The SPDC has found that the bank credit having done its job of spurring demand, it should now be reined in is an oblique pointer to more than Rs700 billion loans given by the banks to the private sector in last two years, which virtually put everything on fire from prices of the stock shares to commodities and the real estate making the life of people miserable.
“The rise in inflation to double digits is matter of concern,” Dr Shahgil Ahmad, the acting Managing Director of the SPDC declared in his presentation of the review on Saturday afternoon. He observed “some signs of overheating and stress” now emerging in Pakistan’s economy need to be immediately addressed.

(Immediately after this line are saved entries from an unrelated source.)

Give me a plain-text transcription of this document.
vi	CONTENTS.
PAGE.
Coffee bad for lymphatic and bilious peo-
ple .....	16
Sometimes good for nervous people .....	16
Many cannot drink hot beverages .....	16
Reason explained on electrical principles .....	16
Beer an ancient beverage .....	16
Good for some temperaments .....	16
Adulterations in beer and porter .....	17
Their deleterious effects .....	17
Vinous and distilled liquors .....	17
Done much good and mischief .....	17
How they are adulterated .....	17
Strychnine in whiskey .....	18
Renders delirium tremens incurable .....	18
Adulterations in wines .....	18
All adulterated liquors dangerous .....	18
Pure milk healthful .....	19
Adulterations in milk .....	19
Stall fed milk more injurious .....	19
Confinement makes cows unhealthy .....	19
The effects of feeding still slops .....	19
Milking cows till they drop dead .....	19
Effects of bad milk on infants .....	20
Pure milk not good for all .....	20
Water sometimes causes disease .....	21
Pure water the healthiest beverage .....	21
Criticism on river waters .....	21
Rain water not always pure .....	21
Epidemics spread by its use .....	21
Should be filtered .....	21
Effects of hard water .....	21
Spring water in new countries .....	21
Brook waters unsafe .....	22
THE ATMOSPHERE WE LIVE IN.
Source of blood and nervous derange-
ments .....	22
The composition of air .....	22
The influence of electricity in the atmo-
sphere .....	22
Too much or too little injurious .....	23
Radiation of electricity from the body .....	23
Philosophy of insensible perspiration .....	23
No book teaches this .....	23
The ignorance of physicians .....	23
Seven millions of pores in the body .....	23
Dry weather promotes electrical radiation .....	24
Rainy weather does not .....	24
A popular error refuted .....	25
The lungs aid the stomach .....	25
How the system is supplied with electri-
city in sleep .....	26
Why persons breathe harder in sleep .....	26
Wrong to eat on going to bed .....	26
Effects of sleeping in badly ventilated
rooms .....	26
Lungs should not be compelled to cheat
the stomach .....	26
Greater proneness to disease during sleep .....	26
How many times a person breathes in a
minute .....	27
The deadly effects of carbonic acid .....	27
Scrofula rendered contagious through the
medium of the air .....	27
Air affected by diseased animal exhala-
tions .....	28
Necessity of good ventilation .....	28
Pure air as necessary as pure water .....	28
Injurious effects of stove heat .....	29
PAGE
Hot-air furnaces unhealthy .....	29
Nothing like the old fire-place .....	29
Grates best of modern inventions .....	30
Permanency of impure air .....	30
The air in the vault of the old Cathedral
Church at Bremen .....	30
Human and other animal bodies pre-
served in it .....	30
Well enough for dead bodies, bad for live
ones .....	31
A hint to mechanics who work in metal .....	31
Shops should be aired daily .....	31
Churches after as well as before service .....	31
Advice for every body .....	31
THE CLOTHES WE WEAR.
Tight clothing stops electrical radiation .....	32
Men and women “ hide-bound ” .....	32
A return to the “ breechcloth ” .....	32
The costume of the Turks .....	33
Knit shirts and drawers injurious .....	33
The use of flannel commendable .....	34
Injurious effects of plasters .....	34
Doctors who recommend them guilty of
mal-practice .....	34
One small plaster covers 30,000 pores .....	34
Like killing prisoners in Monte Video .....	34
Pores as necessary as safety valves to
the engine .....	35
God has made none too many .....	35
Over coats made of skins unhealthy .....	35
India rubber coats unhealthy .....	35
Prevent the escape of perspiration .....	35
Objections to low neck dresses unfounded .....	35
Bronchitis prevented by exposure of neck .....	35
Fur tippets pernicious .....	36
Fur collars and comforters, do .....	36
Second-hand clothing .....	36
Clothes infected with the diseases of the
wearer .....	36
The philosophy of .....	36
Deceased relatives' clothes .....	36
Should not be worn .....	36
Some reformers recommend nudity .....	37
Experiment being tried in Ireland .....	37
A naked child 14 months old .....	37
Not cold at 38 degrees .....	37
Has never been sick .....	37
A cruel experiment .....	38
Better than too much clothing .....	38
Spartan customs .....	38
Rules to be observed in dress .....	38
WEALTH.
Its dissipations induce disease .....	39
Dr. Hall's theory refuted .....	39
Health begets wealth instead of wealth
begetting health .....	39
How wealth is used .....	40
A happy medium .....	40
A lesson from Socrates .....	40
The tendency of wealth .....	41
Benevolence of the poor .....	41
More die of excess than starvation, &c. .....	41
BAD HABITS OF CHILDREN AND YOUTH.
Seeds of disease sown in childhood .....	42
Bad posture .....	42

The SPDC attributed the impressive economic growth to the macroeconomic stability that the government has promoted. Dr Ahmad said that the growth is far more balanced in 04-05 because of the contribution coming from all the sectors including the agriculture.
While efforts to increase the country’s long run sustainable rate of economic growth should continue, the SPDC emphatically suggests the need in short run to “cool off demand” that is causing overheating. “Further accelerating demand by an excessive amount in a developing economy that is overheating can be a recipe for a boom-bust cycle that ends in crisis,” the SPDC warns.
It takes a strong look at the proposed increase in 05-06 budget deficit will exacerbate inflationary pressures and make the task of the central bank all the more difficult.
The SPDC review points out that there is a strong evidence from all over the world that if inflation gets beyond a certain point and stays there for a while, it can have a very disastrous effects on economic growth. Inflation, it says, increases the poverty and inequality.
Along with emphasis on growth, there is also a need for more concerted effort of direct intervention to help alleviate poverty, reduce inequality and foster general development. The SPDC review notes that the budget is rather silent on the specifics of how to tackle poverty and income inequality directly.
Dr Ahmad appreciated the 35 per cent increase in the development expenditures for 06 but emphatically suggested to reform the mechanisms for appropriate utilization of the funds under the PSDP. He made a pointed reference to the limitations of the provinces to provide social services by the “substantial reverse flow of resources back to the federal government.”
Another development is to keep a watchful eye on the widening trade deficit, which has turned a current account surplus into s deficit in the year 2005, the SPDC review said. It does not find the argument much comforting that much of the increase in the imports is going towards buying machinery and other capital goods which will engineer future growth. “This is because the overall investment position does not look that rosy with real private investment as a share of real GDP continues to fall”.
Since no credible information and data on poverty is available, the SPDC remains non-committal on the issue but points out that the Integrated Social Policy and Macro (ISPM) model designed by the SPDC suggest “only a modest net reduction in poverty as a result of the rise in per capita income. The gains from rise in per capita income are being offset by rapid increase in food prices.
The SPDC has computed a new Social Development Index based on indicators of health, education, access to the services such as electricity and telephones and “unfortunately the growth in this SDI has relatively weak over the 2000 to 2004 period.”